Carlyle’s Lee: ‘We’re by no means out of the woods’

The fair value of Carlyle's private equity portfolio climbed 13% in the second quarter, but co-chief executive Kewsong Lee says there's more to be done in terms of recovery.

Carlyle Group’s corporate private equity portfolio appreciated 13 percent in the second quarter, driven by a rebound in the value of many of its funds.

The private equity portfolio benefited from improved public markets and tighter credit spreads, said co-chief executive Kewsong Lee on the firm’s second-quarter earnings call Thursday.

Corporate private equity’s realised proceeds hit $2.6 billion in the quarter and $4.7 billion year-to-date. Meanwhile, Carlyle reported realised net performance revenues of $22 million in Q2, driven by exit activity in its third European technology fund, according to a earnings presentation materials.

Carlyle’s net accrued performance revenues were $1.8 billion as of Q2 2020, up 49 percent from $1.2 billion last quarter, due largely to strong appreciation in its sixth US buyout fund.

Four of Carlyle’s funds fell out of carry at the end of the first quarter and its PE portfolio depreciated 8 percent due to the impact of the coronavirus pandemic on valuations. It is unclear whether these funds are now accruing performance revenue.

Lee noted that despite the portfolio appreciation, there’s still a lot to be done. “[Carlyle] and the industry, we’re by no means out of the woods. There’s a lot to play out in respect to this recovery.”

Covid-19 and other geopolitical and economic issues are likely to increase headwinds, including a material drop in M&A activity, large transactions remaining difficult, significant disruption in certain industries such as energy and aviation, as well as weakening financial conditions of many municipalities, which will have destructive effects on the infrastructure sector, Lee said.

Chief financial officer Curt Buser also noted that realisations of carry in the second half of the year will be well below first half levels. He expects around $500 million-$600 million of net carry per year by 2021, but noted “patience is the right word, especially in this world where big transactions are tough to do”.

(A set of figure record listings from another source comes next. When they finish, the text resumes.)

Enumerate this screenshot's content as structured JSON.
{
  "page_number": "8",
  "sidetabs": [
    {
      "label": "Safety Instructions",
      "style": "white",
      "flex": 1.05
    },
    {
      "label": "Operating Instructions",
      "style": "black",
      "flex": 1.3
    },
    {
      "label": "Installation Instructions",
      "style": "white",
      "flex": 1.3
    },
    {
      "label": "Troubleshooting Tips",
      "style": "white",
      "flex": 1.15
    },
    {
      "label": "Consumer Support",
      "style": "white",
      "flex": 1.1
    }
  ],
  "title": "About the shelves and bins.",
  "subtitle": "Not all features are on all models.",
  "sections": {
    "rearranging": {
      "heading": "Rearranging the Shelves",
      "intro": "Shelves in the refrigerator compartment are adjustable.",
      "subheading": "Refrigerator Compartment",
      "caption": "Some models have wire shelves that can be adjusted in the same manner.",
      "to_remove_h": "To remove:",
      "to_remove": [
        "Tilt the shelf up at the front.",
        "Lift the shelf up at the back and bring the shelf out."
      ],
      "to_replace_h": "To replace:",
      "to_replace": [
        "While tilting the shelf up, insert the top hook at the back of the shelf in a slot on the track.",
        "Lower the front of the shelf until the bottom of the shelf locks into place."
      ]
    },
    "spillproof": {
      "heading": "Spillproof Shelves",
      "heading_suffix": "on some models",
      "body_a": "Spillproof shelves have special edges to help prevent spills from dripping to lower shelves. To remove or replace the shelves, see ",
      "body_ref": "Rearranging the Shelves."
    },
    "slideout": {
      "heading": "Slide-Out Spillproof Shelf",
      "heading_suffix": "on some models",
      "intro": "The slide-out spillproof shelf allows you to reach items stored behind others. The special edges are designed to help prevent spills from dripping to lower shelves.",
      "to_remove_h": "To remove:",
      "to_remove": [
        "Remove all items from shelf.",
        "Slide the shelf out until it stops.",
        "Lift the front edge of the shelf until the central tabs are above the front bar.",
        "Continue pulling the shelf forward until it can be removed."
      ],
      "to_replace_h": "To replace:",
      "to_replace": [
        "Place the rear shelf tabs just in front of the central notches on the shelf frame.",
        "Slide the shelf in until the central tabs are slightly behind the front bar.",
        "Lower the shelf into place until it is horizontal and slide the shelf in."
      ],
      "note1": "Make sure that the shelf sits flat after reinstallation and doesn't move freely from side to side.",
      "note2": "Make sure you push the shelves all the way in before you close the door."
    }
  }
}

Across all strategies Carlyle deployed just under $3 billion in the first half of the year, notably in Asia, healthcare and technology. Less than 20 percent of that figure, or $500 million, was invested in private equity in Q2, including in software firm Unison. Carlyle expects to close $1.3 billion of new PE transactions in the coming quarters, it said in a statement.

Fundraising across strategies was $4.8 billion in Q2 2020, driven by activity in investment solutions and global credit, lower than the previous year’s $3.5 billion. Capital raised from January this year was $12.4 billion. Carlyle expects fundraising to slow, which could cause it to come under its $20 billion fundraising goal for the year, according to Lee and Buser.

The firm collected at least $1.84 billion in commitments so far for its latest long-duration investment fund, according to a regulatory filing.

Carlyle managed $221 billion of assets as of end-June, an increase of 2 percent from the previous quarter. Dry powder stood at $73 billion, decreasing $1 billion from the prior quarter.